Eugênio Rosa, que havia sido alvo de pesadas críticas pela declaração inicial, reforça que está promovendo uma “adequação argumentativa para registrar a percepção deste Juízo de se tratarem os cultos afro-brasileiros de religiões”. Em outro trecho do novo texto, ao falar sobre religiões, ele justifica que “suas liturgias, deidade e texto base são elementos que podem se cristalizar, de forma nem sempre homogênea”. Na sentença original, o magistrado havia sustentado que, para ser considerada religião, uma doutrina tem que seguir um livro-base, como o Corão ou a Bíblia, por exemplo, o que não acontecia, segundo ele, com as crenças de matrizes africanas.
O Juiz não mudou, no entanto, o teor da sentença em si. O magistrado reitera a negativa dada na ação movida pelo Ministério Público Federal do Rio de Janeiro que pedia retirada do YouTube de 15 vídeos considerados ofensivos à umbanda e ao candomblé. Na mesma nota, via assessoria, o juiz federal informa que “manteve o indeferimento da liminar pela retirada dos vídeos no Google postados pela Igreja Universal e esclarece que sua decisão teve como fundamento a liberdade de expressão e de reunião”.

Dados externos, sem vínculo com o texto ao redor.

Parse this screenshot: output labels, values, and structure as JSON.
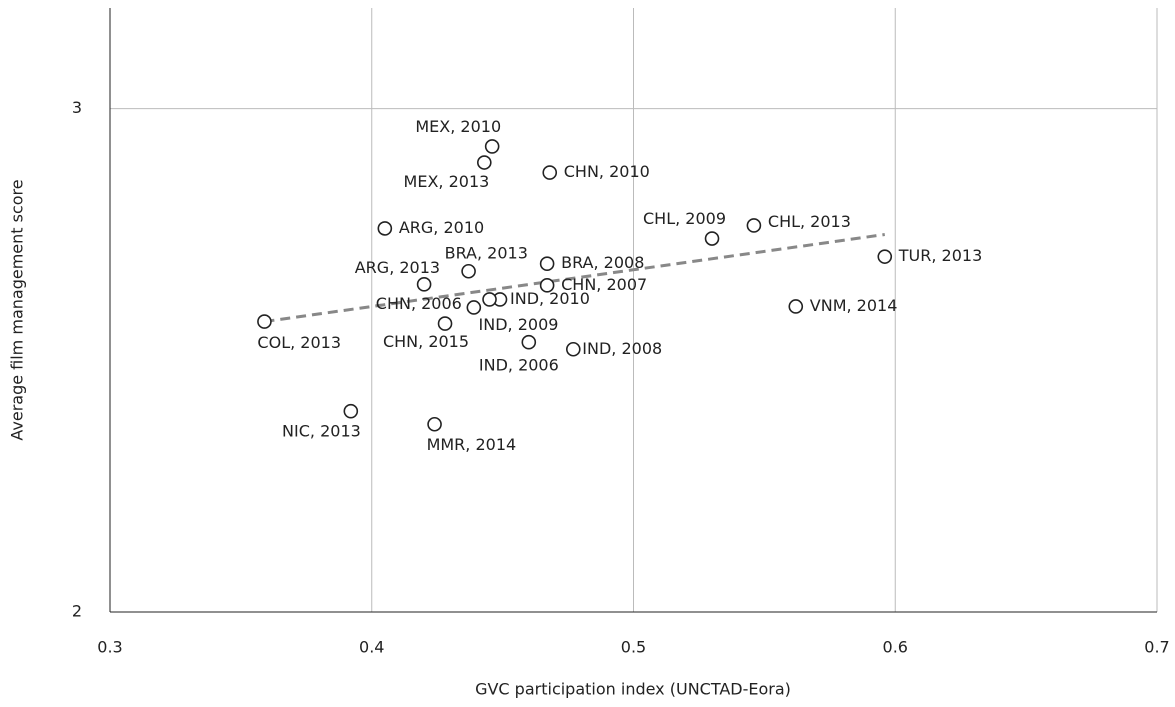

MANIFESTO DA FEDERAÇÃO ESPÍRITA BRASILEIRA
Sobre esse ato de intolerância religiosa a Federação Espírita Brasileira solidarizou-se com os nossos irmãos Umbandistas e Candomblecistas, através do Ofício nº 29/2014, de 21 de maio de 2014, manifestando-se sobre a decisão da justiça sobre religiões de matriz africana, cujo teor é ó seguinte:
“A Federação Espírita Brasileira – FEB vem a público solidarizar-se com as religiões de matrizes africanas, em especial ao Candomblé e Umbanda, no reconhecimento de suas características religiosas e na necessidade de respeito à diversidade religiosa pelos poderes públicos constituídos no dever de garantia da laicidade do Estado.
Em um momento que as diversas expressões religiosas se unem para um diálogo contra a intolerância, imprescindível se faz o repúdio às ações discriminatórias que ofendem os Direitos Humanos gerando preconceito e fanatismo.
A lição de amor ao próximo conduz, necessariamente, à formação de uma sociedade que promova o respeito e o diálogo inter-religioso fomentando a fraternidade e solidariedade entre todos, bem como liberdade de consciência e de crença. Cordialmente, Antonio César Perri de Carvalho - Presidente da Federação Espírita Brasileira – FEB.
Por fim, destacamos que este gesto da Casa Máter do Espiritismo no Brasil está respaldado nas palavras Do Benfeitor Espiritual, Emmanuel, pelo médium Chico Xavier, ao afirmar que:
“A Doutrina Espírita, revivendo o Cristianismo puro, é a religião da solidariedade.
“Todas as religiões são credoras de profundo respeito e de imensa gratidão pelos serviços que prestam à Humanidade. Nós, porém, os Espiritas encarnados e desencarnados, não podemos esquecer que somos chamados a reviver o Cristianismo puro, a fim de que as leis do Bem Eterno funcionem na responsabilidade de cada consciência.”